Diplock courts were designed to deal with terrorism related offences during the conflict, and Section 1 of the Justice and Security Act 2007 left behind the option of this provision due to the ongoing threat of dissident republican terrorism. 

 

Instead of being used solely for terrorist related offences; we now find that loyalists are being hauled before Diplock courts under Section 1 of the Justice and Security act for non-terrorist related offences. 

 

These are matters for which any ordinary citizen would face a jury of their peers; but for those who PSNI believe may have been former combatants, they still cajole the PPS- who, as always, are willing participants in every witch hunt against loyalism- to issue Diplock court certificates.
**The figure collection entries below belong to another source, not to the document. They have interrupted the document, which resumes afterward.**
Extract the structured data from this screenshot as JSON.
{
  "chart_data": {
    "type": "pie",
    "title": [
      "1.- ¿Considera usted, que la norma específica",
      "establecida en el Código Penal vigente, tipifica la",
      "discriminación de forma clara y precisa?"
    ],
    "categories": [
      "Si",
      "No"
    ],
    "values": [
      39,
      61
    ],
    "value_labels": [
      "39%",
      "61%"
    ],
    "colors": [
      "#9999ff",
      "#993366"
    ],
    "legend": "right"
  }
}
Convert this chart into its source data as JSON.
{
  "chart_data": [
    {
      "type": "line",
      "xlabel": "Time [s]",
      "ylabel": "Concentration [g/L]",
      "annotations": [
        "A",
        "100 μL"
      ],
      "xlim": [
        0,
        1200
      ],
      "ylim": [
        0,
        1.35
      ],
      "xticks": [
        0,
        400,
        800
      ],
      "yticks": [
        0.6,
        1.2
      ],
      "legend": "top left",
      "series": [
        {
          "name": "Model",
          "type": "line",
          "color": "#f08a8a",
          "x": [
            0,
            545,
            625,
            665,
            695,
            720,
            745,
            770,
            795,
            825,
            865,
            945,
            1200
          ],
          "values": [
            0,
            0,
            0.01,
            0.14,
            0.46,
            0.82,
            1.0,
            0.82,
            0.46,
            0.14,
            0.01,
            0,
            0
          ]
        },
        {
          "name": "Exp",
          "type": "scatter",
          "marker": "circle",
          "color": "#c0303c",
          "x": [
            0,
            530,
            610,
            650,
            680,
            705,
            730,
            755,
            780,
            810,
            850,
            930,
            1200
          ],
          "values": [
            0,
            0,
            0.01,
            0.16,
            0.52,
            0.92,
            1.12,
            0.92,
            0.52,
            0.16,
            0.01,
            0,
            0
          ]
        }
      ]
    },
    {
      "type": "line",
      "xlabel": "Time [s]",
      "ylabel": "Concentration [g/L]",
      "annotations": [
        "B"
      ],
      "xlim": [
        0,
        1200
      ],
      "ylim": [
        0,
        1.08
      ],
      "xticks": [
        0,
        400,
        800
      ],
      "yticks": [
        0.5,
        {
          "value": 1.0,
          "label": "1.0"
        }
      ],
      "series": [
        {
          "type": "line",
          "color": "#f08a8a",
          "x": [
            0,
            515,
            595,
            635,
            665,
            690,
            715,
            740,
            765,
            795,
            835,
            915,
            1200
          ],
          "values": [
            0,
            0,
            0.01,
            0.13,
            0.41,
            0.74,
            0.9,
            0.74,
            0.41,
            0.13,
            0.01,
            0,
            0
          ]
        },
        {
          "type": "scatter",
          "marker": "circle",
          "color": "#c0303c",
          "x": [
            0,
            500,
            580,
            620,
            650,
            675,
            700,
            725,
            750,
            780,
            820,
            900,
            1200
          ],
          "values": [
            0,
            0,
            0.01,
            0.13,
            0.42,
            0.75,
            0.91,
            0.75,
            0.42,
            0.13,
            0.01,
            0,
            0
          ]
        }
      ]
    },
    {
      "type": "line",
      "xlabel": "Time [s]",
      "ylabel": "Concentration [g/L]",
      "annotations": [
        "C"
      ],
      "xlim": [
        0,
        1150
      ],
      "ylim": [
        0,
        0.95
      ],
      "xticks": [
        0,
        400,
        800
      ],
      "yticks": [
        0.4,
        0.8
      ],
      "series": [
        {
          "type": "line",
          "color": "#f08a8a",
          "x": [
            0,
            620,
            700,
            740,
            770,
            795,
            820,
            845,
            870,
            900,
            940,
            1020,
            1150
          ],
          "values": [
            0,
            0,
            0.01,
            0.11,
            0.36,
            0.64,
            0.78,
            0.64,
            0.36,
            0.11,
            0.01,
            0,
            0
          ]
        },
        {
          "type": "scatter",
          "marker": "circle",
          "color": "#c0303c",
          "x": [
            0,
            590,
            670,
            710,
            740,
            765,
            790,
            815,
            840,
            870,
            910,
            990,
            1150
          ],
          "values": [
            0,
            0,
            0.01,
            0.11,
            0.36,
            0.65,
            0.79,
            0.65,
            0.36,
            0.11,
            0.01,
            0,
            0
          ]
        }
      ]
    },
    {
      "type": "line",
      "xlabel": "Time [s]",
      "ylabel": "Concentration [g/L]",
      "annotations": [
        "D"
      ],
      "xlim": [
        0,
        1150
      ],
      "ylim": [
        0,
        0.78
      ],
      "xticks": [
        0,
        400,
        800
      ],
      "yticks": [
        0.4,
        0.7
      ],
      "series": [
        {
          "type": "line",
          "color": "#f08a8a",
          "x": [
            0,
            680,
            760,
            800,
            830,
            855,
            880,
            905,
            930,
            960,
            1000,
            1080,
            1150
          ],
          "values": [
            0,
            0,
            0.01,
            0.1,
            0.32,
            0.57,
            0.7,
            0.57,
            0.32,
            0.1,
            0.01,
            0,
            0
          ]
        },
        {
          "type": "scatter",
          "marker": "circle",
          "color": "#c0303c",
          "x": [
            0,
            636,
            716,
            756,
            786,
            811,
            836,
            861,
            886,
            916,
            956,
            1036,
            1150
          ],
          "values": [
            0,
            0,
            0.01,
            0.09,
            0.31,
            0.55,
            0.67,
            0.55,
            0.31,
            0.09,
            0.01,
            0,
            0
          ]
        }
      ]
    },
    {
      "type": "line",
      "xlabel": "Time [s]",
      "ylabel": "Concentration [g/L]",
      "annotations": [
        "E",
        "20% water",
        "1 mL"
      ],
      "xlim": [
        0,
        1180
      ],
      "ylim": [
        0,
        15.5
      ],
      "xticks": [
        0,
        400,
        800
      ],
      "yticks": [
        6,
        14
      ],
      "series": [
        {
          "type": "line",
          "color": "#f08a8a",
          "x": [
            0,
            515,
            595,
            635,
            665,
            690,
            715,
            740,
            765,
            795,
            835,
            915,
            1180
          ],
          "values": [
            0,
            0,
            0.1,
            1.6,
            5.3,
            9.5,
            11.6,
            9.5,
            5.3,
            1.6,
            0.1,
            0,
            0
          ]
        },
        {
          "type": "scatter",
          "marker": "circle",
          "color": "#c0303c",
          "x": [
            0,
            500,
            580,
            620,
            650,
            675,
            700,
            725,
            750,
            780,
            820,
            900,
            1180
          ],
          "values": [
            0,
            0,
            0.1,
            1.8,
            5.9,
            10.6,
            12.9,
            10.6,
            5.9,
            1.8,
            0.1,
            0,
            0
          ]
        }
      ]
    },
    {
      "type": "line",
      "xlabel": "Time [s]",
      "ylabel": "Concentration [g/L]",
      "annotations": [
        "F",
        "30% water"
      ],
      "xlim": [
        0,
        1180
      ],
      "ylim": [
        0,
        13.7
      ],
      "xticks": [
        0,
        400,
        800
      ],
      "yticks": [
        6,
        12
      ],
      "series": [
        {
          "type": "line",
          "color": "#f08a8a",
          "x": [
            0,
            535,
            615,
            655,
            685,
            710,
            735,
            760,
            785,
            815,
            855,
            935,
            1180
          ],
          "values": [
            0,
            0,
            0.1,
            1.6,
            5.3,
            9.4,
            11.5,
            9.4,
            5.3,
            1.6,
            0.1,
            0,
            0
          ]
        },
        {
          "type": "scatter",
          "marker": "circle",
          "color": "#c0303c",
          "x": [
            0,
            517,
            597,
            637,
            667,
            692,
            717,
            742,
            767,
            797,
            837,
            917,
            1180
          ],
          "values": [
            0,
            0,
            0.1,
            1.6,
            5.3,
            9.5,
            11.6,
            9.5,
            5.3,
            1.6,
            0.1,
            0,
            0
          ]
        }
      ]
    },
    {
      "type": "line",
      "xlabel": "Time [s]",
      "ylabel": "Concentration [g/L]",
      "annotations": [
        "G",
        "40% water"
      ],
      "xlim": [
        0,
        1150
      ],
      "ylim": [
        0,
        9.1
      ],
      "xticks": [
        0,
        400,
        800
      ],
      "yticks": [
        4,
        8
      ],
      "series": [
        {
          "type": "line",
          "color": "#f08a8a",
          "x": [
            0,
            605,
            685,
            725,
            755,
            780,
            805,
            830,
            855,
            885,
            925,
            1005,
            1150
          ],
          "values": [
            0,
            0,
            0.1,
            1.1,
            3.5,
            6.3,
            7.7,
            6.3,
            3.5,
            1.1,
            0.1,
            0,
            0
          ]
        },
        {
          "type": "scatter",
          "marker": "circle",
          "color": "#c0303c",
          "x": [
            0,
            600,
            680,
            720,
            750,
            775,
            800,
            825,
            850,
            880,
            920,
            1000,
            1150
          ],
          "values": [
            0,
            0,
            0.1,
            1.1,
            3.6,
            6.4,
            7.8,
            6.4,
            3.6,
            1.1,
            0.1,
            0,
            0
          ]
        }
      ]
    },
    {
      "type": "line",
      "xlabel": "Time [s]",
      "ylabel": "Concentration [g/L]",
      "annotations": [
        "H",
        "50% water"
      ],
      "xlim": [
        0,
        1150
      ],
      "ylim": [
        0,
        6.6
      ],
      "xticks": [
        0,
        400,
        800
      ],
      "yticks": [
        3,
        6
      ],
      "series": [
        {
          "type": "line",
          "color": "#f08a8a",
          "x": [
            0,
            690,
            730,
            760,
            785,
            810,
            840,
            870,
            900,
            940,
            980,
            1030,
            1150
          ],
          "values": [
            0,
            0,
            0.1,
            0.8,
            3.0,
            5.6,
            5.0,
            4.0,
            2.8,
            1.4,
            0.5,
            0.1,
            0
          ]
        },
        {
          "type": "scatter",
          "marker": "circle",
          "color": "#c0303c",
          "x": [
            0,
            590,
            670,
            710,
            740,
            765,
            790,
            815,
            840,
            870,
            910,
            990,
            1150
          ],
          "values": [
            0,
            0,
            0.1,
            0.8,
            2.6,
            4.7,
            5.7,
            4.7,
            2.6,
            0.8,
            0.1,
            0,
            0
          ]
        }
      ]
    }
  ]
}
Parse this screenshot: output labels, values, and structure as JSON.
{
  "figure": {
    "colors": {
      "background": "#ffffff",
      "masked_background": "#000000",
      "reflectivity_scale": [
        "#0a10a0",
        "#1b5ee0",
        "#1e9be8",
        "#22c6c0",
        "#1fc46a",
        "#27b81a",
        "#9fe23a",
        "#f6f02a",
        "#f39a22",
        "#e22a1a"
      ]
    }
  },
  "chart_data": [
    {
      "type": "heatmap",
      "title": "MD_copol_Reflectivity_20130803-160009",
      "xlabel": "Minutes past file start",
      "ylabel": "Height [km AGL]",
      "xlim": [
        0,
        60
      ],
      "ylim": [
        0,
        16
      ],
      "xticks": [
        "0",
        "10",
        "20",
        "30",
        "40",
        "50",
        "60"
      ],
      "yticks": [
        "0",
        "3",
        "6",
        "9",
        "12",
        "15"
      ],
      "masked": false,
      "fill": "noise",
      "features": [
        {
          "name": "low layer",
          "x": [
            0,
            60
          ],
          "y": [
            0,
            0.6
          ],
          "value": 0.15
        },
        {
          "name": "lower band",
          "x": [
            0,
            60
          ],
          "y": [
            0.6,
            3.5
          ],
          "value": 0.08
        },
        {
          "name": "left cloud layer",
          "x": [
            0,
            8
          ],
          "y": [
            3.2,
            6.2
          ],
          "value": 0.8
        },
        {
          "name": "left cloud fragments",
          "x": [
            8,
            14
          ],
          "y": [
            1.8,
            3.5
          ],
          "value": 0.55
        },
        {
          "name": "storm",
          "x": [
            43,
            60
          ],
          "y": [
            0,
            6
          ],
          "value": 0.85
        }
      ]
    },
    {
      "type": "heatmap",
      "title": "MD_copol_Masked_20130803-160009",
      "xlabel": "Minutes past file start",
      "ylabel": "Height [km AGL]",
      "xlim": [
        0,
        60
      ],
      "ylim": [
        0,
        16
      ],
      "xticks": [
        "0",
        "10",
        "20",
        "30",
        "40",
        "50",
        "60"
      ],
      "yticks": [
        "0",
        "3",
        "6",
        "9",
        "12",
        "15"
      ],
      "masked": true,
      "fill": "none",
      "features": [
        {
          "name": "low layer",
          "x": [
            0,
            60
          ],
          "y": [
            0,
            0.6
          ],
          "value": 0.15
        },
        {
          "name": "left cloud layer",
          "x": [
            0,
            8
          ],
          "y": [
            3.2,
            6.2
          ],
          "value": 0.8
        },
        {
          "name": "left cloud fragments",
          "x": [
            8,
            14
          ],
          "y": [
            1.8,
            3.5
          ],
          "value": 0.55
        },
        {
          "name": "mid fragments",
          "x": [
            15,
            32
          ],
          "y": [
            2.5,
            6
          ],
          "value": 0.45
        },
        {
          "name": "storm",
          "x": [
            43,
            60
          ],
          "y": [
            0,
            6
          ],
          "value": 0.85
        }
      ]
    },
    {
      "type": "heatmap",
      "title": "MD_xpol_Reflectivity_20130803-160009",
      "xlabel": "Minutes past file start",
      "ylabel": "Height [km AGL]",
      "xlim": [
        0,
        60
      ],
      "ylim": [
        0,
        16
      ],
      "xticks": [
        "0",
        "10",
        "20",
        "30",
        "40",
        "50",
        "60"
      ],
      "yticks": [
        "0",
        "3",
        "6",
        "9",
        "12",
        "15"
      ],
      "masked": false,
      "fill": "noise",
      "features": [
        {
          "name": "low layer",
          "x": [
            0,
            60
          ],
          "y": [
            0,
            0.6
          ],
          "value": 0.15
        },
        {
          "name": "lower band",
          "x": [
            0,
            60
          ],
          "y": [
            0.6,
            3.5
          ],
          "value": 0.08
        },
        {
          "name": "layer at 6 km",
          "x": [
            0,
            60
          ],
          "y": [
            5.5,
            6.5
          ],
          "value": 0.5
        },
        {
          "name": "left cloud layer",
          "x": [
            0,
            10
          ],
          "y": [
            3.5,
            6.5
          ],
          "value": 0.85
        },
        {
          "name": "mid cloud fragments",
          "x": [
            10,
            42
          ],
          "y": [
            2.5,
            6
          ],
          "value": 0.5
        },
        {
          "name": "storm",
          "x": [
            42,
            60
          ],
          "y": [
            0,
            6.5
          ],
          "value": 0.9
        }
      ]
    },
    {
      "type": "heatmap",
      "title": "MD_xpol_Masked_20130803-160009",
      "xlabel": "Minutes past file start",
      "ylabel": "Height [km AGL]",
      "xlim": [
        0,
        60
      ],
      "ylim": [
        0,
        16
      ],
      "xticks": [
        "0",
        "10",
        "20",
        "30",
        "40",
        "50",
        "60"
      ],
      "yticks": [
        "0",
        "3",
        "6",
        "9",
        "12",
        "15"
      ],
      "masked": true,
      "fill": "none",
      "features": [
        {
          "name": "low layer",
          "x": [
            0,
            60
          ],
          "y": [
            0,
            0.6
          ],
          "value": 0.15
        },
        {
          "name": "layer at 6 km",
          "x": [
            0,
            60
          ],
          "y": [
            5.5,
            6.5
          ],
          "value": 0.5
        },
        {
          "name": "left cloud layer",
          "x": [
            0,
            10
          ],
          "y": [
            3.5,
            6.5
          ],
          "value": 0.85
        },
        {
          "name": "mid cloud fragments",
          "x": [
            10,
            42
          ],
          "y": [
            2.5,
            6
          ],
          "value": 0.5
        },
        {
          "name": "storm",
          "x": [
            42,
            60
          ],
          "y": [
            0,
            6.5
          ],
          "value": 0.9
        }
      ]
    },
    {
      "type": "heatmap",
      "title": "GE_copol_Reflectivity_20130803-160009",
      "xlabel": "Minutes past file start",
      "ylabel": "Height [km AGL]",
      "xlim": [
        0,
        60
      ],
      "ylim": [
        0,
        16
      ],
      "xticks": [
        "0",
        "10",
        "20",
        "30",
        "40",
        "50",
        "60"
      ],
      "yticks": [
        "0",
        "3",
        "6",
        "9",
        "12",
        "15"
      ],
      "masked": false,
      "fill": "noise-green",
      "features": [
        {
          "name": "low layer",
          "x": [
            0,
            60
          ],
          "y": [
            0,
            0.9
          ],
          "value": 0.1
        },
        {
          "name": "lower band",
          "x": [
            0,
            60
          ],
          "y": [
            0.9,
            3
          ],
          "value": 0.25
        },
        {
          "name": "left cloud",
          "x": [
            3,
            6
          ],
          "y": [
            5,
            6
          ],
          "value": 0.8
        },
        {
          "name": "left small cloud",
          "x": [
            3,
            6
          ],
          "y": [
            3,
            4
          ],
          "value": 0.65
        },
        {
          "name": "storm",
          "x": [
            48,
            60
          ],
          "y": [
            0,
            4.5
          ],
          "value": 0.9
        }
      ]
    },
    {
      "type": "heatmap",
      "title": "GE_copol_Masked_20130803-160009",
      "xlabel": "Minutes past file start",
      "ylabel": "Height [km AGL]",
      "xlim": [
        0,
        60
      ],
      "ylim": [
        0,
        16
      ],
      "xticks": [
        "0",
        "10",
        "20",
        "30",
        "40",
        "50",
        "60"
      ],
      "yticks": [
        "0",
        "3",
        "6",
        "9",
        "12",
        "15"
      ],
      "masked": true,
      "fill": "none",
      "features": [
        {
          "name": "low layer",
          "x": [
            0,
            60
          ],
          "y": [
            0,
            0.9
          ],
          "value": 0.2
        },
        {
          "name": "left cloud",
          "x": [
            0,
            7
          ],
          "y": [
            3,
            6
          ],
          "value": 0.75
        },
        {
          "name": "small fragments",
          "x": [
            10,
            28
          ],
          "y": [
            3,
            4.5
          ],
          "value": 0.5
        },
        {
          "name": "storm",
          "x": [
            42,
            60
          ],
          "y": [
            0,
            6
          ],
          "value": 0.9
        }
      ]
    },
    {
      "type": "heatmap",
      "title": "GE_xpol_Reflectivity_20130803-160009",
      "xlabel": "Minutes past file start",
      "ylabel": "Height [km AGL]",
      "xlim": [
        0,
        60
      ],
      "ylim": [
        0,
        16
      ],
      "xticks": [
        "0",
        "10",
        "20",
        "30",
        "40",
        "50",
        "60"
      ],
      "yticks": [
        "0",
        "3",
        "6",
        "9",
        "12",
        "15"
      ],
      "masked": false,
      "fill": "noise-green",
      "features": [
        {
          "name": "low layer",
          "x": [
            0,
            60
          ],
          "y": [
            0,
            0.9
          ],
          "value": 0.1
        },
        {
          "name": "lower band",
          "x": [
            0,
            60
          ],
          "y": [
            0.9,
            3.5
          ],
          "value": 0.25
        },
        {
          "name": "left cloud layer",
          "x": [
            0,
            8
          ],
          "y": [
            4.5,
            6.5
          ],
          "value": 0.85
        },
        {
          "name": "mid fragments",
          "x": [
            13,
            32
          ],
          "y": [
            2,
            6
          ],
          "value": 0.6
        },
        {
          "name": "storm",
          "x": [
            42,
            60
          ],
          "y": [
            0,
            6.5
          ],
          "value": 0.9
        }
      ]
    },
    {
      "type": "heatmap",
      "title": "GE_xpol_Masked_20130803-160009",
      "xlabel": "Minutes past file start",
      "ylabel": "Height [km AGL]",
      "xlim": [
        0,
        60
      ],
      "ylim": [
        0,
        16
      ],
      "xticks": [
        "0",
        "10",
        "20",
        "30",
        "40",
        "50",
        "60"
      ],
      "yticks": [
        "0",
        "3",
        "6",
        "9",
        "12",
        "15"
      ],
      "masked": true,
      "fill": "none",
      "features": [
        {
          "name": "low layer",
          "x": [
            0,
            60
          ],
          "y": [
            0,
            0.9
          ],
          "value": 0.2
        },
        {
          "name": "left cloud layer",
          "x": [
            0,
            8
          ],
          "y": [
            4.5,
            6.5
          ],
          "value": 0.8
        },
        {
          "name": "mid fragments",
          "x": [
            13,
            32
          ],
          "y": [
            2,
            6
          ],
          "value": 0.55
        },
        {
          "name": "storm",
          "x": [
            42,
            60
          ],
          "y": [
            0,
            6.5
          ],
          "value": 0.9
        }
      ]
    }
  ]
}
How, in the spirit of the Fresh Start, is this everyone being treated equally under the law?

 

If one accepts the bona fides of those engaging through the mechanisms outlined in the apparently progressive Fresh Start; then a draconian and regressive policing and justice strategy- which pursues loyalists differently than other citizens- is simply quite the opposite. 

 

The current policing and justice attitude towards loyalism is not, however, the same thing as legacy issues; and it is important that the two issues remain largely separate. 

 

Legacy issues require positive leadership and commitment on all sides in order to find an agreed way forward, being especially mindful of the needs of victims and survivors of the conflict. 

 

Policing in the present is distinctly different from policing the past, however, the two become entwined when loyalism’s past becomes the baseline for justifying what are effectively emergency provisions in the present. This is when the present is policed by the past, and that is not only regressive- but entirely at odds with the trajectory of the Fresh Start agreement. 

 

For those committed to the Fresh Start, community engagement must be genuine and transparent. The move into the new battlefield of community activism and/or purely democratic politics must be real; you can not coerce, intimidate or attack you own community to force them to bend to your will. 

 

You cannot demand that a community acquiesce to your every wish, and if they refuse, then physically attack them. Again, that is not community engagement or empowerment- but aggressive suppression of your own community. 

 

There is much positive work ongoing within loyalism. Ironically, this genuine transformational work is usually under-resourced and under the radar. 

 

Resources are more often than not directed towards those who know their place in the contrived pyramid- which demeans loyalism as nothing more than a political support base for big house Unionism. 

 

Those who have benefited handsomely from resources during the ‘peace process’ have more often than not been those who were willing to suppress any ambition within their own community which ran contrary to the status quo. 

 

If the Fresh Start is to to prove effective then resources and assistance need to be channelled into the genuine and positive transformational work that seeks to empower communities and encourage political engagement and civic activism. 

 

Loyalism must always work from the baseline of encouraging community progression, not suppression.